Last December, Governor Kasich signed into law legislation that I proposed in 2013 to create a Sales Tax Holiday in Ohio. At that point, 18 other states had already instituted their own sales tax holidays, and I saw no reason for Ohio consumers to miss out. The beauty of the Sales Tax Holiday is that it offers every Ohioan the same opportunity to find significant cost savings, regardless of their income and economic situation. From 12:01am on Friday, August 7, to 11:59pm on Sunday, August 9, all online and in-store vendors will be required to waive the collection of state sales tax on designated items.

The Sales Tax Holiday applies to items of clothing priced at $75 or less, commonly used school supplies—crayons, book bags, pencils, etc.—priced at $20 or less, and school instructional materials like textbooks and workbooks priced at $20 or less. The price limits apply per item, so you can buy as many tax-exempt items under the price limit as you wish, either online or in stores.

Keep in mind that you can still use coupons on items that are exempt, and retailers will be offering additional price reductions to allow more of their products to qualify. For example, if you buy $80 shoes with a 10 percent off coupon, which comes to $72 after the discount is applied, the price of the shoes falls below the $75 limit and qualifies for the sales tax exemption. 
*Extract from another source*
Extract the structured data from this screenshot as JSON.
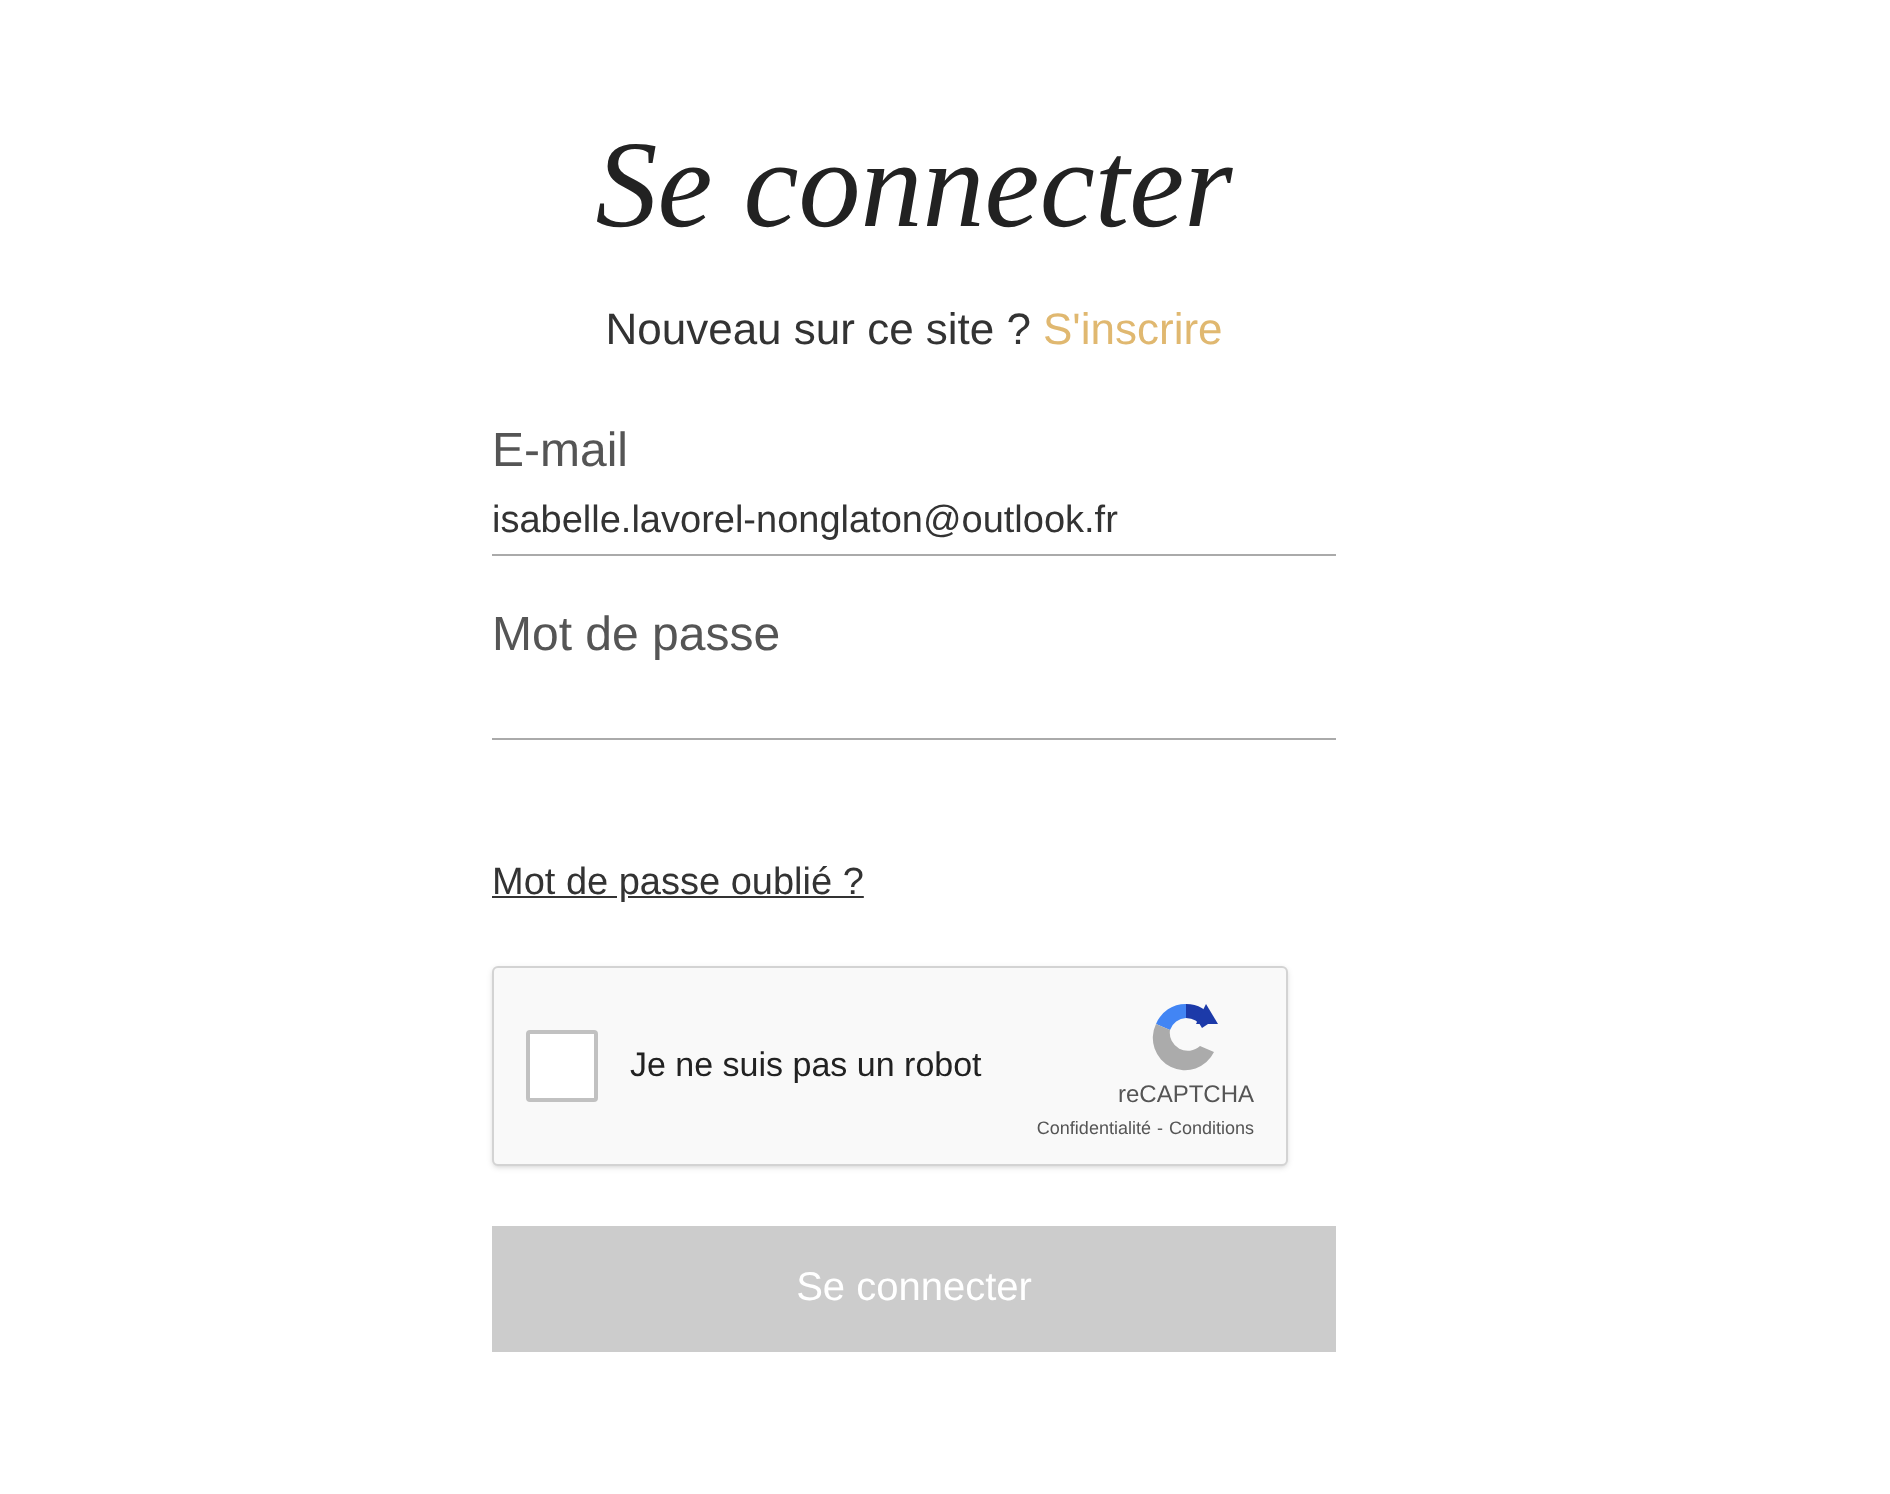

According to the National Retail Federation, the average family with school-age children spent an estimated $669 on back-to-school supplies and clothing in 2014, or $470 without factoring in the cost of computers and electronics. After the state's 5.75 percent sales and use tax is waived, that same family will save at least $27 if they buy their school supplies and clothing during the Sales Tax Holiday.

Based on research from the Economic Center, over 80 percent of the benefits from the tax holiday are enjoyed by consumers. Nevertheless, Ohio businesses will also benefit from the Sales Tax Holiday. The overall retail sales volume statewide will increase by an estimated 4.8 percent during August, giving local businesses a substantial boost. None of the states that share a border with Ohio have instituted their own sales tax holiday, which means that Ohio businesses will enjoy the inflow of residents from neighboring states over the weekend. 

Voting to implement a statewide Sales Tax Holiday is one way of showing our respect for the hardworking Ohioans who are investing in the future of their children, building a business and making our state a better place to live. I encourage you to mark your calendars for August 7-9 and take advantage of the opportunity.